Un murmure typiquement féminin mais approbateur parcourut la salle. Le juge le laissa mourir avant de prendre la parole :

– Que s’est-il passé alors ?

– Rien du tout, mylord, puisque ce n’est pas moi qu’elle a vue... mais bien celui qu’elle désirait rencontrer.

– Et qui n’est pas là pour trancher la question ! fit sir John.

– Ce n’est pas ma faute ! dit Anielka.

– En êtes-vous bien certaine ? Depuis votre arrestation, vous n’avez cessé d’assurer que vous croyiez à l’innocence de votre compatriote, même après une fuite cependant suspecte.

– Cet homme possédait de faux papiers. Il est normal qu’il ait eu peur d’un interrogatoire. De toute façon, il ne s’agit pas pour l’instant d’établir sa culpabilité ou la mienne, mais bien de savoir qui Sally Penkowski a vu dans le cabinet de travail. Et ce n’était pas moi !

Avec la permission du juge, la jeune camériste fut remise sur la sellette par sir Desmond, mais il fut impossible de l’amener à changer quoi que ce soit dans son témoignage.

– J’ai juré sur le livre saint, dit-elle, et je ne veux pas aller en enfer pour avoir menti ! Je n’ai dit que la vérité !
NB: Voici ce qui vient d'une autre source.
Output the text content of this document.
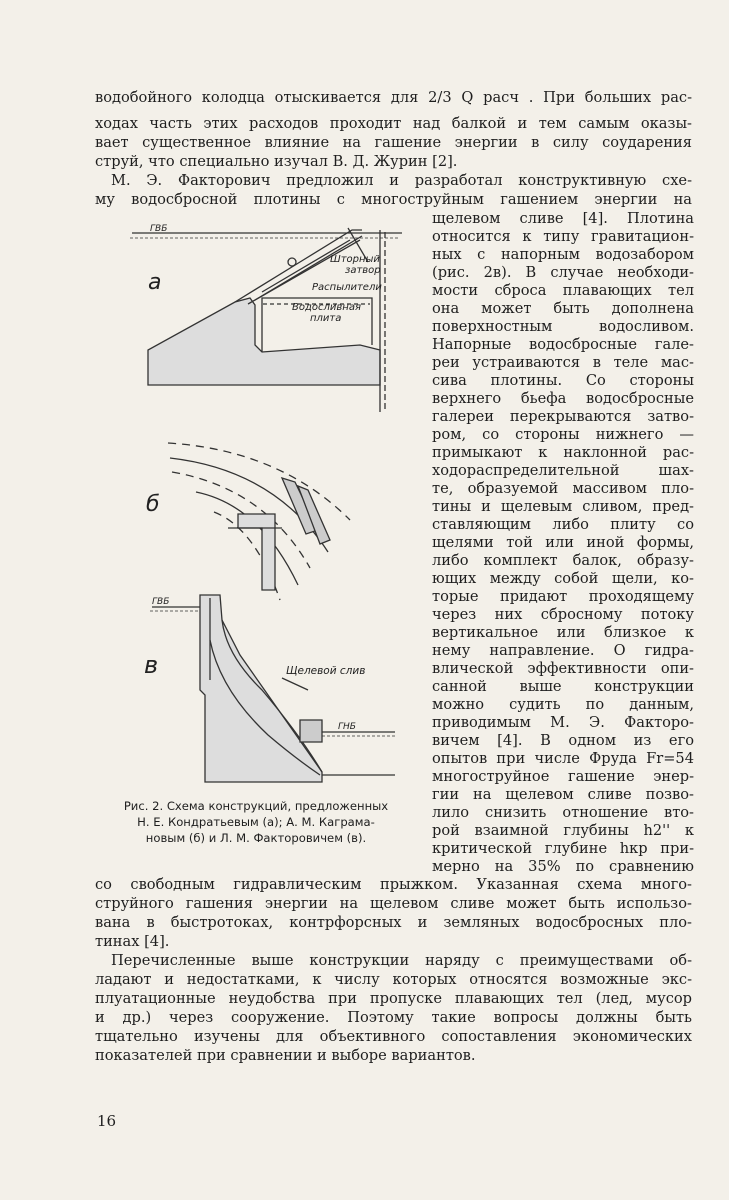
а
б
в
ГВБ
Шторный
затвор
Распылители
Водосливная
плита
ГВБ
Щелевой слив
ГНБ
водобойного колодца отыскивается для 2/3 Q расч . При больших рас-
ходах часть этих расходов проходит над балкой и тем самым оказы-
вает существенное влияние на гашение энергии в силу соударения
струй, что специально изучал В. Д. Журин [2].
М. Э. Факторович предложил и разработал конструктивную схе-
му водосбросной плотины с многоструйным гашением энергии на
щелевом сливе [4]. Плотина
относится к типу гравитацион-
ных с напорным водозабором
(рис. 2в). В случае необходи-
мости сброса плавающих тел
она может быть дополнена
поверхностным водосливом.
Напорные водосбросные гале-
реи устраиваются в теле мас-
сива плотины. Со стороны
верхнего бьефа водосбросные
галереи перекрываются затво-
ром, со стороны нижнего —
примыкают к наклонной рас-
ходораспределительной шах-
те, образуемой массивом пло-
тины и щелевым сливом, пред-
ставляющим либо плиту со
щелями той или иной формы,
либо комплект балок, образу-
ющих между собой щели, ко-
торые придают проходящему
через них сбросному потоку
вертикальное или близкое к
нему направление. О гидра-
влической эффективности опи-
санной выше конструкции
можно судить по данным,
приводимым М. Э. Факторо-
вичем [4]. В одном из его
опытов при числе Фруда Fr=54
многоструйное гашение энер-
гии на щелевом сливе позво-
лило снизить отношение вто-
рой взаимной глубины h2'' к
критической глубине hкр при-
мерно на 35% по сравнению
со свободным гидравлическим прыжком. Указанная схема много-
струйного гашения энергии на щелевом сливе может быть использо-
вана в быстротоках, контрфорсных и земляных водосбросных пло-
тинах [4].
Перечисленные выше конструкции наряду с преимуществами об-
ладают и недостатками, к числу которых относятся возможные экс-
плуатационные неудобства при пропуске плавающих тел (лед, мусор
и др.) через сооружение. Поэтому такие вопросы должны быть
тщательно изучены для объективного сопоставления экономических
показателей при сравнении и выборе вариантов.
Рис. 2. Схема конструкций, предложенных
Н. Е. Кондратьевым (а); А. М. Каграма-
новым (б) и Л. М. Факторовичем (в).
16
Ce fut la dernière audition. Après la sortie de Sally, sir Desmond ayant remarqué l’extrême pâleur de sa cliente, demanda que l’on veuille bien surseoir à la suite des débats. Le juge se rangea volontiers à son avis. On reprendrait le lendemain à dix heures. L’accusée quitta son box pour regagner sa prison tandis que la salle se vidait lentement.

Pensant que l’atmosphère paisible de leur demeure ferait tous les biens du monde à Aldo après cette rude journée, Adalbert voulut l’entraîner mais celui-ci résista.

– Un instant ! J’aimerais dire un mot au jeune Bertram...

– Qu’est-ce que tu espères ?

– Je voudrais qu’il me parle un peu de son amie Sally. C’est bien son amie d’enfance ?

– Oui, mais que veux-tu en tirer ?

– On verra bien !

Il ne fut pas très facile d’arraisonner Cootes qui se ruait hors du tribunal avec l’ardeur d’un voilier qui prend le vent mais, outre une poigne solide, Morosini détenait des arguments plutôt sensibilisants.

– Venez donc dîner avec nous, cher ami, dit-il au journaliste en refermant sur son bras des doigts d’acier. Ensuite, si je suis content de vous, vous pourriez l’être aussi de moi. A moins que la perspective d’une vingtaine de livres dans votre poche ne vous soit indifférente ?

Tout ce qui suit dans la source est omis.